Just rephrase it! Uncertainty estimation in closed-source language models via multiple rephrased queries
Adam Yang, Chen Chen, Konstantinos Pitas
TL;DR
The paper addresses uncertainty estimation for closed-source LLMs that do not disclose internal logits, proposing a practical approach based on querying multiple rephrasings of a base question to gauge answer consistency. It shows that simple rephrasings—notably synonym substitutions (reword) and expanded questions (expansion)—substantially improve calibration for top-1 decoding and can approach the calibration level achieved when access to last-layer logits is available. A theoretical framework links the rephrasing-affected uncertainty to the final-layer distribution via a logistic-noise model, with empirical validation demonstrating calibration gains and compatibility with white-box uncertainty. When extended to top-k decoding, rephrasings temper the top-class probability, further enhancing calibration across several datasets and models, offering a practical, model-agnostic tool for uncertainty estimation in real-world, black-box LLM deployments.
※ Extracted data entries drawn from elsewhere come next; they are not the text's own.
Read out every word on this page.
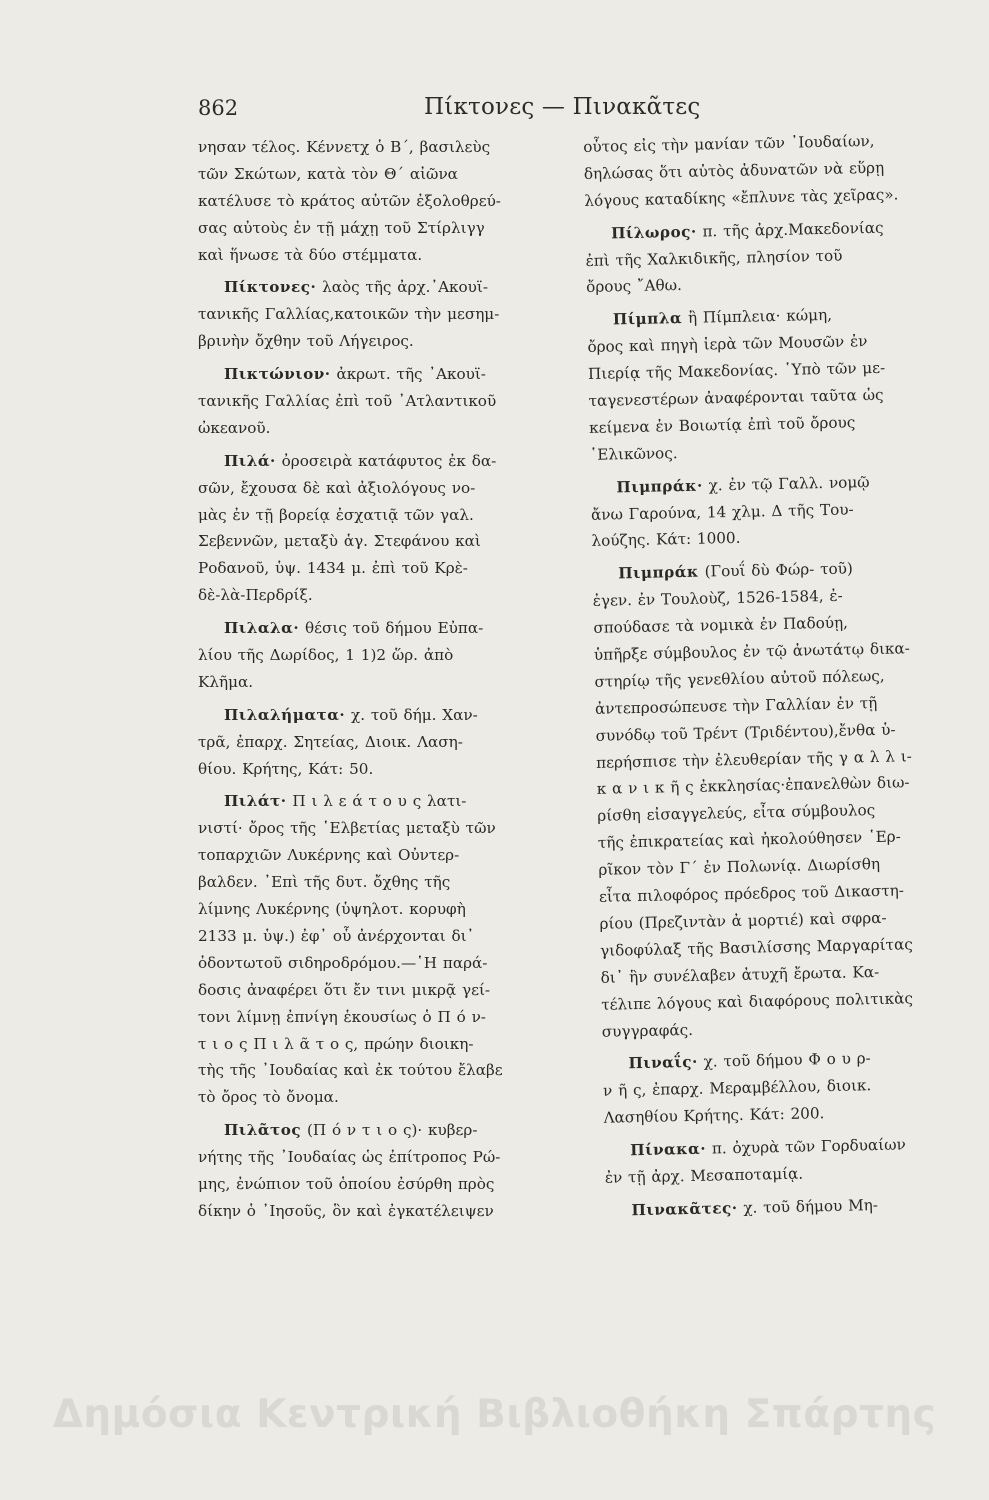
862	Πίκτονες — Πινακᾶτες
νησαν τέλος. Κέννετχ ὁ Β΄, βασιλεὺς
τῶν Σκώτων, κατὰ τὸν Θ΄ αἰῶνα
κατέλυσε τὸ κράτος αὐτῶν ἐξολοθρεύ-
σας αὐτοὺς ἐν τῇ μάχῃ τοῦ Στίρλιγγ
καὶ ἥνωσε τὰ δύο στέμματα.
Πίκτονες· λαὸς τῆς ἀρχ.᾿Ακουϊ-
τανικῆς Γαλλίας,κατοικῶν τὴν μεσημ-
βρινὴν ὄχθην τοῦ Λήγειρος.
Πικτώνιον· ἀκρωτ. τῆς ᾿Ακουϊ-
τανικῆς Γαλλίας ἐπὶ τοῦ ᾿Ατλαντικοῦ
ὠκεανοῦ.
Πιλά· ὀροσειρὰ κατάφυτος ἐκ δα-
σῶν, ἔχουσα δὲ καὶ ἀξιολόγους νο-
μὰς ἐν τῇ βορείᾳ ἐσχατιᾷ τῶν γαλ.
Σεβεννῶν, μεταξὺ ἁγ. Στεφάνου καὶ
Ροδανοῦ, ὑψ. 1434 μ. ἐπὶ τοῦ Κρὲ-
δὲ-λὰ-Περδρίξ.
Πιλαλα· θέσις τοῦ δήμου Εὐπα-
λίου τῆς Δωρίδος, 1 1)2 ὥρ. ἀπὸ
Κλῆμα.
Πιλαλήματα· χ. τοῦ δήμ. Χαν-
τρᾶ, ἐπαρχ. Σητείας, Διοικ. Λαση-
θίου. Κρήτης, Κάτ: 50.
Πιλάτ· Π ι λ ε ά τ ο υ ς λατι-
νιστί· ὄρος τῆς ῾Ελβετίας μεταξὺ τῶν
τοπαρχιῶν Λυκέρνης καὶ Οὐντερ-
βαλδεν. ᾿Επὶ τῆς δυτ. ὄχθης τῆς
λίμνης Λυκέρνης (ὑψηλοτ. κορυφὴ
2133 μ. ὑψ.) ἐφ᾿ οὗ ἀνέρχονται δι᾿
ὀδοντωτοῦ σιδηροδρόμου.—῾Η παρά-
δοσις ἀναφέρει ὅτι ἔν τινι μικρᾷ γεί-
τονι λίμνῃ ἐπνίγη ἑκουσίως ὁ Π ό ν-
τ ι ο ς Π ι λ ᾶ τ ο ς, πρώην διοικη-
τὴς τῆς ᾿Ιουδαίας καὶ ἐκ τούτου ἔλαβε
τὸ ὄρος τὸ ὄνομα.
Πιλᾶτος (Π ό ν τ ι ο ς)· κυβερ-
νήτης τῆς ᾿Ιουδαίας ὡς ἐπίτροπος Ρώ-
μης, ἐνώπιον τοῦ ὁποίου ἐσύρθη πρὸς
δίκην ὁ ᾿Ιησοῦς, ὃν καὶ ἐγκατέλειψεν
οὗτος εἰς τὴν μανίαν τῶν ᾿Ιουδαίων,
δηλώσας ὅτι αὐτὸς ἀδυνατῶν νὰ εὕρῃ
λόγους καταδίκης «ἔπλυνε τὰς χεῖρας».
Πίλωρος· π. τῆς ἀρχ.Μακεδονίας
ἐπὶ τῆς Χαλκιδικῆς, πλησίον τοῦ
ὄρους ῎Αθω.
Πίμπλα ἢ Πίμπλεια· κώμη,
ὄρος καὶ πηγὴ ἱερὰ τῶν Μουσῶν ἐν
Πιερίᾳ τῆς Μακεδονίας. ῾Υπὸ τῶν με-
ταγενεστέρων ἀναφέρονται ταῦτα ὡς
κείμενα ἐν Βοιωτίᾳ ἐπὶ τοῦ ὄρους
῾Ελικῶνος.
Πιμπράκ· χ. ἐν τῷ Γαλλ. νομῷ
ἄνω Γαρούνα, 14 χλμ. Δ τῆς Του-
λούζης. Κάτ: 1000.
Πιμπράκ (Γουΐ δὺ Φώρ- τοῦ)
ἐγεν. ἐν Τουλοὺζ, 1526-1584, ἐ-
σπούδασε τὰ νομικὰ ἐν Παδούῃ,
ὑπῆρξε σύμβουλος ἐν τῷ ἀνωτάτῳ δικα-
στηρίῳ τῆς γενεθλίου αὐτοῦ πόλεως,
ἀντεπροσώπευσε τὴν Γαλλίαν ἐν τῇ
συνόδῳ τοῦ Τρέντ (Τριδέντου),ἔνθα ὑ-
περήσπισε τὴν ἐλευθερίαν τῆς γ α λ λ ι-
κ α ν ι κ ῆ ς ἐκκλησίας·ἐπανελθὼν διω-
ρίσθη εἰσαγγελεύς, εἶτα σύμβουλος
τῆς ἐπικρατείας καὶ ἠκολούθησεν ῾Ερ-
ρῖκον τὸν Γ΄ ἐν Πολωνίᾳ. Διωρίσθη
εἶτα πιλοφόρος πρόεδρος τοῦ Δικαστη-
ρίου (Πρεζιντὰν ἀ μορτιέ) καὶ σφρα-
γιδοφύλαξ τῆς Βασιλίσσης Μαργαρίτας
δι᾿ ἣν συνέλαβεν ἀτυχῆ ἔρωτα. Κα-
τέλιπε λόγους καὶ διαφόρους πολιτικὰς
συγγραφάς.
Πιναΐς· χ. τοῦ δήμου Φ ο υ ρ-
ν ῆ ς, ἐπαρχ. Μεραμβέλλου, διοικ.
Λασηθίου Κρήτης. Κάτ: 200.
Πίνακα· π. ὀχυρὰ τῶν Γορδυαίων
ἐν τῇ ἀρχ. Μεσαποταμίᾳ.
Πινακᾶτες· χ. τοῦ δήμου Μη-
Δημόσια Κεντρική Βιβλιοθήκη Σπάρτης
The work also situates itself among prior uncertainty estimation methods, highlighting the practicality and adaptability of rephrasing strategies as a calibration mechanism for critical decision-making with closed-source models.
Abstract
State-of-the-art large language models are sometimes distributed as open-source software but are also increasingly provided as a closed-source service. These closed-source large-language models typically see the widest usage by the public, however, they often do not provide an estimate of their uncertainty when responding to queries. As even the best models are prone to ``hallucinating" false information with high confidence, a lack of a reliable estimate of uncertainty limits the applicability of these models in critical settings. We explore estimating the uncertainty of closed-source LLMs via multiple rephrasings of an original base query. Specifically, we ask the model, multiple rephrased questions, and use the similarity of the answers as an estimate of uncertainty. We diverge from previous work in i) providing rules for rephrasing that are simple to memorize and use in practice ii) proposing a theoretical framework for why multiple rephrased queries obtain calibrated uncertainty estimates. Our method demonstrates significant improvements in the calibration of uncertainty estimates compared to the baseline and provides intuition as to how query strategies should be designed for optimal test calibration.